CB, Economia, p. 17
13 de Dez de 2006
Ibram tem plano para mudar imagem do setor
Luís Osvaldo Grossmann
Da equipe do Correio
As mineradoras brasileiras vão investir R$ 12 milhões em uma campanha para melhorar a imagem do setor no país. O plano foi anunciado ontem, em evento que comemorou os 30 anos do Instituto Brasileiro de Mineração (Ibram) e prevê a realização de seminários, publicação de livros e propagandas em jornais, rádios e redes de televisão. A maior parte do dinheiro virá de grandes empresas como a Companhia Vale do Rio Doce, BHP Billiton e Votorantim.
"O que existe contra a mineração é a desinformação. Hoje o maior protagonista do comércio exterior brasileiro não é mais a agricultura, mas a mineração, que este ano já responde por 25% do saldo da balança comercial. Queremos acabar com o estigma de que não tem como minerar sem destruir os recursos naturais", afirma o presidente do Ibram, Paulo Camillo Penna.

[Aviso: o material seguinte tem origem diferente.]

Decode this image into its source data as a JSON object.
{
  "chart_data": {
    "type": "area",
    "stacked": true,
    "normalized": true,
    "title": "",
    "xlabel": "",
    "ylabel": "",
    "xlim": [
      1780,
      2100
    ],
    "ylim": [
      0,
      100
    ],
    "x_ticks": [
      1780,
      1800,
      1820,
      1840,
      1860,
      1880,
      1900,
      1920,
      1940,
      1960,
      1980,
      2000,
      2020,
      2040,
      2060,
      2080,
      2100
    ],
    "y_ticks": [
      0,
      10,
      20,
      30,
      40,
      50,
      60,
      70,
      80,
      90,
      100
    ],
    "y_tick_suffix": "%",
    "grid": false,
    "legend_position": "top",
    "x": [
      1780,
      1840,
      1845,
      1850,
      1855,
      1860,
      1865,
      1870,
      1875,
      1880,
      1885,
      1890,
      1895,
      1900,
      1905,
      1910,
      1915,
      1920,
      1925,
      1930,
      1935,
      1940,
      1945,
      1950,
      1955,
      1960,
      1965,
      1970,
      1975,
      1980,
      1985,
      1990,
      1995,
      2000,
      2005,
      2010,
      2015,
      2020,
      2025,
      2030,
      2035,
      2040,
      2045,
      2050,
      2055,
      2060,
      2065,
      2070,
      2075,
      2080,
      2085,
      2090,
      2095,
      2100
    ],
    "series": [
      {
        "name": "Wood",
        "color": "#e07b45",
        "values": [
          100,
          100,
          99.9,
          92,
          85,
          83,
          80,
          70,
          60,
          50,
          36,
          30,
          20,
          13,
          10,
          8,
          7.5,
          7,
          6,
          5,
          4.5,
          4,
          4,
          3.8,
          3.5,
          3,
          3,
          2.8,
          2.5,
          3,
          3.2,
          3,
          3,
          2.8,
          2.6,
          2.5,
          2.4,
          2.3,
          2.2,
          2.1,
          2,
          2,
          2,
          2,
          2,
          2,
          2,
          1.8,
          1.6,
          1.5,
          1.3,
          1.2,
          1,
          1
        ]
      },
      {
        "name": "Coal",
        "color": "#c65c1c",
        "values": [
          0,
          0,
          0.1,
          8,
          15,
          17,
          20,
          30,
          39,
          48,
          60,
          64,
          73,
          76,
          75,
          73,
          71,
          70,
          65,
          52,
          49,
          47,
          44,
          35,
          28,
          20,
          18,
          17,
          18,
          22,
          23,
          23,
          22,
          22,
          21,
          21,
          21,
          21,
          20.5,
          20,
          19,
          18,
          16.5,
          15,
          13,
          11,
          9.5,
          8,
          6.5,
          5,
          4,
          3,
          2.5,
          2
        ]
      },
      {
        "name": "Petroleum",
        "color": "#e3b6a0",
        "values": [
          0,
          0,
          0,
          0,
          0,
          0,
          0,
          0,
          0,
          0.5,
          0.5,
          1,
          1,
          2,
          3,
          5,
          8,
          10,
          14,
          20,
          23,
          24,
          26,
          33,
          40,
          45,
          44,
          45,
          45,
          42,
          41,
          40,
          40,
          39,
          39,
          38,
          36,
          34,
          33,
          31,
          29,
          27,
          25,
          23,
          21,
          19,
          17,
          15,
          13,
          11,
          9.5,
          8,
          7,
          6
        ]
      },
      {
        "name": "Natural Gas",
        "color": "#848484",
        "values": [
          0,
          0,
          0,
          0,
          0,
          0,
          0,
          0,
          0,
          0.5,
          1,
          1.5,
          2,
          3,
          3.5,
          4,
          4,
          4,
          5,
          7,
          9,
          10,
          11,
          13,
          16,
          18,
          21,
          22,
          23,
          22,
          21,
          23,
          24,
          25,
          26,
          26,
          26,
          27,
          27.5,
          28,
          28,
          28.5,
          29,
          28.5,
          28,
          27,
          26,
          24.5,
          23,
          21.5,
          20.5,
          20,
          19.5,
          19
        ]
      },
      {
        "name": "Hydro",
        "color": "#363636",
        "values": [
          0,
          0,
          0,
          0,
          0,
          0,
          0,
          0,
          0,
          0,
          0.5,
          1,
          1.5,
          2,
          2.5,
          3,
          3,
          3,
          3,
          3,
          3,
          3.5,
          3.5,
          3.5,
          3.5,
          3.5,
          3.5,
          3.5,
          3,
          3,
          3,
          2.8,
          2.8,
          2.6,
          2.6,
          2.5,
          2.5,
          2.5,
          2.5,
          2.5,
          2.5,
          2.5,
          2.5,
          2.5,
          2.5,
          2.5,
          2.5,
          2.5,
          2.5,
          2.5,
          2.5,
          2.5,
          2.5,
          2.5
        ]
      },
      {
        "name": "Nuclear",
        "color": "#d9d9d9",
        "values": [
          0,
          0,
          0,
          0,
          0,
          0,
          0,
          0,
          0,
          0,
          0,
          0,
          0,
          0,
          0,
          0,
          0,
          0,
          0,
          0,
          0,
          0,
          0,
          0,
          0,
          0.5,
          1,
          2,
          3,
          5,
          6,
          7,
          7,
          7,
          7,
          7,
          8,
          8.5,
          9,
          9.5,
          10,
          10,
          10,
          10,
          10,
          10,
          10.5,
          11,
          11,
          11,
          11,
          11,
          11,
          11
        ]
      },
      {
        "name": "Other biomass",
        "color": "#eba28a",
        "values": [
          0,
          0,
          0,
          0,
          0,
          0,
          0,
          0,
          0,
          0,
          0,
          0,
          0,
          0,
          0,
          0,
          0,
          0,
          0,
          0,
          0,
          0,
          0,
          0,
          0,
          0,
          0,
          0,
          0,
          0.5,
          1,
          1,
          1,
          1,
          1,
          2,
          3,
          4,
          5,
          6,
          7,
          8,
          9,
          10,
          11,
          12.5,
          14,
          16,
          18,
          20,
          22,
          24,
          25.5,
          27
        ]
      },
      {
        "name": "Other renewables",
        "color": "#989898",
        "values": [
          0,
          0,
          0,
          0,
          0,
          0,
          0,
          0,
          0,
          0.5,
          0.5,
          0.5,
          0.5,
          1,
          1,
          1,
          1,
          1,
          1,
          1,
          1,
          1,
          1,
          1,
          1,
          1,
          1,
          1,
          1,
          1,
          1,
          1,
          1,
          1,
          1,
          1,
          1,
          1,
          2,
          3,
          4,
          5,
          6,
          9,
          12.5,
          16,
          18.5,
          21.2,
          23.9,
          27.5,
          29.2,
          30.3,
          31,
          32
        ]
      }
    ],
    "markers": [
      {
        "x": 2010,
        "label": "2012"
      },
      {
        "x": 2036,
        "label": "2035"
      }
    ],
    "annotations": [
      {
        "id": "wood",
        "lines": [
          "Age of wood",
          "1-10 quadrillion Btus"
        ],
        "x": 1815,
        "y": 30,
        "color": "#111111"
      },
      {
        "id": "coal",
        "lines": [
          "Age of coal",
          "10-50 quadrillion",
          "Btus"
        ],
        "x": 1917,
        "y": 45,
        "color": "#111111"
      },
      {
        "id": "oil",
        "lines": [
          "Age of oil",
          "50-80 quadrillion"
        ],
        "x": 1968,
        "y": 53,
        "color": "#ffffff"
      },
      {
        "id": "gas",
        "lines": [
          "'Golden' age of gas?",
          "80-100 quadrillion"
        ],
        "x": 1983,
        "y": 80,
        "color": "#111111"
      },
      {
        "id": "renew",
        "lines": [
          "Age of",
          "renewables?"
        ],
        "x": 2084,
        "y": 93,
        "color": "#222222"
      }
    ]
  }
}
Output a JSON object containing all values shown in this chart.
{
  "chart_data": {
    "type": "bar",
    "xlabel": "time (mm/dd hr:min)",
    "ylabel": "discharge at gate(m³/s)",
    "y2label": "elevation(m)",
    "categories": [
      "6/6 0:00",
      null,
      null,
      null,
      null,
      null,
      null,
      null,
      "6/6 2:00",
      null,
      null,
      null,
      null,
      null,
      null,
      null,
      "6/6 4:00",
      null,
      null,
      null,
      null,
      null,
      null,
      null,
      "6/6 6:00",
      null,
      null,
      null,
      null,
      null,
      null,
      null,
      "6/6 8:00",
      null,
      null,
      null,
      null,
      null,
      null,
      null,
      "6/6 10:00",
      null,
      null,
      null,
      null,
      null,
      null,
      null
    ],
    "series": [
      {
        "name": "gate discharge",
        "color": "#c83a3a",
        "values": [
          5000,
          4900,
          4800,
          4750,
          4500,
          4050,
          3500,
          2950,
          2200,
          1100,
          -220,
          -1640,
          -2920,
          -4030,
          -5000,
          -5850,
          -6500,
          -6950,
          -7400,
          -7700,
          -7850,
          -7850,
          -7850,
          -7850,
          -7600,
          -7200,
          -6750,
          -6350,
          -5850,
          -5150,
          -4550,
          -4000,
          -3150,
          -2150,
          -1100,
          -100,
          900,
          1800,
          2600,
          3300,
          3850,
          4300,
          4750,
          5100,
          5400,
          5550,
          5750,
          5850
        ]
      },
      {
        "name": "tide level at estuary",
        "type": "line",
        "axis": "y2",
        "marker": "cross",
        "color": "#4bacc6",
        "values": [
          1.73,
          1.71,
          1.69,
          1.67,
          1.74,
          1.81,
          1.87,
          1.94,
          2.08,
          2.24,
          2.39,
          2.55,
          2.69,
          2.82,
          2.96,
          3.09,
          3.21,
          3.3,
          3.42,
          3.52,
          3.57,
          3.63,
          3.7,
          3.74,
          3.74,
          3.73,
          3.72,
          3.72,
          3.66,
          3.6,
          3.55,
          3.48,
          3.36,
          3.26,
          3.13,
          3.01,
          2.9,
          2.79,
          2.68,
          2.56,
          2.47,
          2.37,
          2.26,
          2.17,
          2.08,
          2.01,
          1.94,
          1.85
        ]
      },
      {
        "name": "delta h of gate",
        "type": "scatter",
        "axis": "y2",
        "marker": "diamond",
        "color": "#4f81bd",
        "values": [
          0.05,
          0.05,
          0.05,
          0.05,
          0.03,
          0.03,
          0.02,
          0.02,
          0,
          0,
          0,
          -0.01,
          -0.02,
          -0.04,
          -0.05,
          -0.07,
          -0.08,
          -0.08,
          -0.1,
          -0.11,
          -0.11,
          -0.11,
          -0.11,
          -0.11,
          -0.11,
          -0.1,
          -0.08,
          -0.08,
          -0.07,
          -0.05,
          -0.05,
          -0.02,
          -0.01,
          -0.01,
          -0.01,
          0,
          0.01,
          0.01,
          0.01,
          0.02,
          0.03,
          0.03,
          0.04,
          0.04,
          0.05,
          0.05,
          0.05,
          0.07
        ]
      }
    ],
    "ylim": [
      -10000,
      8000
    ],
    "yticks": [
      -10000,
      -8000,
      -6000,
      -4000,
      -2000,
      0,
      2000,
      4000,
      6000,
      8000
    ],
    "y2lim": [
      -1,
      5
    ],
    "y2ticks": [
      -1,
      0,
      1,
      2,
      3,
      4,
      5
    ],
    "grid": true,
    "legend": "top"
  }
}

O Plano de Imagem da Mineração já começou a sair do papel. Ontem foi anunciado o lançamento do primeiro livro sobre a história do setor no Brasil. Segundo Penna, a imagem da mineração como destruidora da natureza é prejudica o setor tanto no governo e quanto no Congresso Nacional, o que chega a atrapalhar a tramitação de assuntos de interesse das mineradoras. Tanto é que um dos eventos já confirmados para 2007 é uma exposição no parlamento.
O setor quer sensibilizar deputados e senadores especialmente em relação a projetos que pretendem aumentar o valor da Compensação Financeira pela Exploração de Recursos Minerais (CFEM). Mas não é só. A idéia também é mostrar que algumas decisões, como licenças ambientais, precisam ser mais ágeis. "Precisamos de mais velocidade para aproveitarmos o bom momento internacional", diz Penna. Minerais em geral, especialmente os metálicos, passam por um ciclo de alta dos preços, embalados pela demanda da China.
Na comemoração dos 30 anos do Ibram, não faltaram lamentos sobre as dificuldades do setor no Brasil - os entraves regulatórios, tributários e de infra-estrutura. A maior delas, porém, é o custo da energia elétrica. Os empresários reclamam que o preço no país, de US$ 80 por MW/h, é o dobro de outros países com riqueza mineral. "Estamos perdendo competitividade. A energia tem impactado negativamente nas decisões de investimento sobre o Brasil", afirmou o presidente da BHP Billiton Brasil, Eleazar de Carvalho Filho.